4 - [Un temps spécial préfigurant le temps actuel]

5 - [Le messager de la grâce]

6 - [Le message de grâce]

7 - [L’homme naturel ne comprend pas la grâce]

8 - [Un apostat ne connaît pas où se trouve la bénédiction]

9 - [Le pécheur a besoin d’apprendre qu’il n’est rien]

10 - [La nouvelle naissance offense l’homme]

11 - [Le signe de la mort comme expression du juste jugement de Dieu sur le pécheur, et le type de la puissance de Christ en résurrection]

12 - [Les preuves du changement chez Naaman. Son désir d’être adorateur et l’obstacle des idoles]

13 - [Insensibilité de Guéhazi au travail de la grâce]


1 - [Richesse de l’Écriture]

Les évangélistes en tous genres ont toujours pris plaisir à exposer cette histoire frappante de la grâce. Il n’y a peut-être pas de récit plus familier dans toutes l’Écriture. Ce serait cependant une grande erreur d’en conclure que nous avons appris toutes les leçons qu’il était censé communiquer : nous devons en effet toujours éviter le danger de supposer d’aucune portion de la parole de Dieu que nous la comprenons à fond. Nous ne pourrons jamais, de ce côté de l’éternité, sonder les profondeurs, ni escalader les hauteurs, de l’expression de la pensée divine infinie : « Car nous voyons maintenant au travers d’un verre, obscurément, mais alors face à face ; maintenant je connais en partie, mais alors je connaîtrai à fond comme aussi j’ai été connu » (1 Cor.13:12). Gardant cela à l’esprit, nous offrons sans hésiter quelques notes sur certains points de ce récit très intéressant.


2 - [Naaman vu comme homme]

En ce qui concerne Naaman lui-même, il est évident qu’il est un type de l’homme dans son meilleur état ; ou plus exactement, il est présenté d’abord selon l’estimation de l’homme, et ensuite selon celle de Dieu. Trois particularités personnelles sont soulignées. C’était un « grand homme (devant son seigneur) » ; il était aussi un homme de réussite, « considéré, car par lui l’Éternel avait délivré les Syriens ». Et il jouissait d’une bonne réputation en raison de ses qualités personnelles — « cet homme était fort et vaillant » (5:1). Ces trois choses combinées donnent une image humaine parfaite, et feraient de celui qui les possède un objet d’admiration ou de jalousie dans n’importe quel cercle du monde. Naaman, aux yeux de ses semblables, avait atteint le sommet de l’ambition humaine. Le monde n’avait plus rien à donner à ce vaillant soldat couronné de succès et récompensé. Il devait donc, si c’était possible, être un homme suprêmement heureux.

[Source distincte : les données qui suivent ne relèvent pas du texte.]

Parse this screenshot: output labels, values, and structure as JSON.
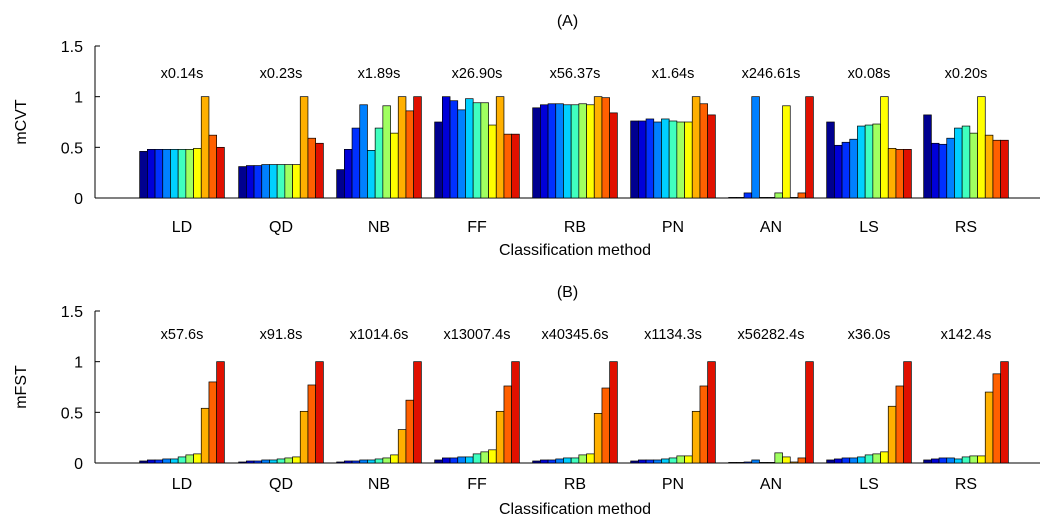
{
  "colors": [
    "#00008f",
    "#0000d8",
    "#0030ff",
    "#0080ff",
    "#00d0ff",
    "#40ffbf",
    "#a0ff60",
    "#ffff00",
    "#ffb000",
    "#ff6000",
    "#e01000",
    "#800000"
  ],
  "chart_data": [
    {
      "type": "bar",
      "title": "(A)",
      "xlabel": "Classification method",
      "ylabel": "mCVT",
      "ylim": [
        0,
        1.5
      ],
      "yticks": [
        "0",
        "0.5",
        "1",
        "1.5"
      ],
      "grid": false,
      "legend": "none",
      "categories": [
        "LD",
        "QD",
        "NB",
        "FF",
        "RB",
        "PN",
        "AN",
        "LS",
        "RS"
      ],
      "annotations": [
        "x0.14s",
        "x0.23s",
        "x1.89s",
        "x26.90s",
        "x56.37s",
        "x1.64s",
        "x246.61s",
        "x0.08s",
        "x0.20s"
      ],
      "values": [
        [
          0.46,
          0.48,
          0.48,
          0.48,
          0.48,
          0.48,
          0.48,
          0.49,
          1.0,
          0.62,
          0.5
        ],
        [
          0.31,
          0.32,
          0.32,
          0.33,
          0.33,
          0.33,
          0.33,
          0.33,
          1.0,
          0.59,
          0.54
        ],
        [
          0.28,
          0.48,
          0.69,
          0.92,
          0.47,
          0.69,
          0.91,
          0.64,
          1.0,
          0.86,
          1.0
        ],
        [
          0.75,
          1.0,
          0.96,
          0.87,
          0.98,
          0.94,
          0.94,
          0.72,
          1.0,
          0.63,
          0.63
        ],
        [
          0.89,
          0.92,
          0.93,
          0.93,
          0.92,
          0.92,
          0.93,
          0.92,
          1.0,
          0.99,
          0.84
        ],
        [
          0.76,
          0.76,
          0.78,
          0.75,
          0.78,
          0.76,
          0.75,
          0.75,
          1.0,
          0.93,
          0.82
        ],
        [
          0.0,
          0.0,
          0.05,
          1.0,
          0.0,
          0.0,
          0.05,
          0.91,
          0.0,
          0.05,
          1.0
        ],
        [
          0.75,
          0.52,
          0.55,
          0.58,
          0.71,
          0.72,
          0.73,
          1.0,
          0.49,
          0.48,
          0.48
        ],
        [
          0.82,
          0.54,
          0.53,
          0.59,
          0.69,
          0.71,
          0.64,
          1.0,
          0.62,
          0.57,
          0.57
        ]
      ]
    },
    {
      "type": "bar",
      "title": "(B)",
      "xlabel": "Classification method",
      "ylabel": "mFST",
      "ylim": [
        0,
        1.5
      ],
      "yticks": [
        "0",
        "0.5",
        "1",
        "1.5"
      ],
      "grid": false,
      "legend": "none",
      "categories": [
        "LD",
        "QD",
        "NB",
        "FF",
        "RB",
        "PN",
        "AN",
        "LS",
        "RS"
      ],
      "annotations": [
        "x57.6s",
        "x91.8s",
        "x1014.6s",
        "x13007.4s",
        "x40345.6s",
        "x1134.3s",
        "x56282.4s",
        "x36.0s",
        "x142.4s"
      ],
      "values": [
        [
          0.02,
          0.03,
          0.03,
          0.04,
          0.04,
          0.06,
          0.08,
          0.09,
          0.54,
          0.8,
          1.0
        ],
        [
          0.01,
          0.02,
          0.02,
          0.03,
          0.03,
          0.04,
          0.05,
          0.06,
          0.51,
          0.77,
          1.0
        ],
        [
          0.01,
          0.02,
          0.02,
          0.03,
          0.03,
          0.04,
          0.05,
          0.08,
          0.33,
          0.62,
          1.0
        ],
        [
          0.03,
          0.05,
          0.05,
          0.06,
          0.06,
          0.09,
          0.11,
          0.13,
          0.51,
          0.76,
          1.0
        ],
        [
          0.02,
          0.03,
          0.03,
          0.04,
          0.05,
          0.05,
          0.08,
          0.09,
          0.49,
          0.74,
          1.0
        ],
        [
          0.02,
          0.03,
          0.03,
          0.03,
          0.04,
          0.05,
          0.07,
          0.07,
          0.51,
          0.76,
          1.0
        ],
        [
          0.0,
          0.0,
          0.01,
          0.03,
          0.0,
          0.0,
          0.1,
          0.06,
          0.01,
          0.05,
          1.0
        ],
        [
          0.03,
          0.04,
          0.05,
          0.05,
          0.06,
          0.08,
          0.09,
          0.11,
          0.56,
          0.76,
          1.0
        ],
        [
          0.03,
          0.04,
          0.05,
          0.05,
          0.04,
          0.06,
          0.07,
          0.07,
          0.7,
          0.88,
          1.0
        ]
      ]
    }
  ]
}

3 - [Naaman vu selon Dieu]

Mais qu’en est-il de lui si l’on regarde Naaman du point de vue de Dieu, si on le juge selon l’estimation de Dieu ? Cela se résume en un mot : il est lépreux. Ah, quel triste contraste entre les pensées de Dieu et celles de l’homme ! Celui que les hommes admirent, flattent et envient, est considéré par Dieu comme un pauvre lépreux : « car il n’y a pas de différence, car tous ont péché et n’atteignent pas à la gloire de Dieu » (Romains 3:22-23). La lèpre est le type du mal dans la chair, qui a éclaté et a entièrement recouvert l’homme de la souillure et de la culpabilité du péché. Ainsi Naaman, vu de Dieu, n’est qu’un pauvre pécheur coupable ; et c’est bien parce qu’il est tel qu’il est l’objet approprié de la grâce et de la miséricorde souveraines de Dieu.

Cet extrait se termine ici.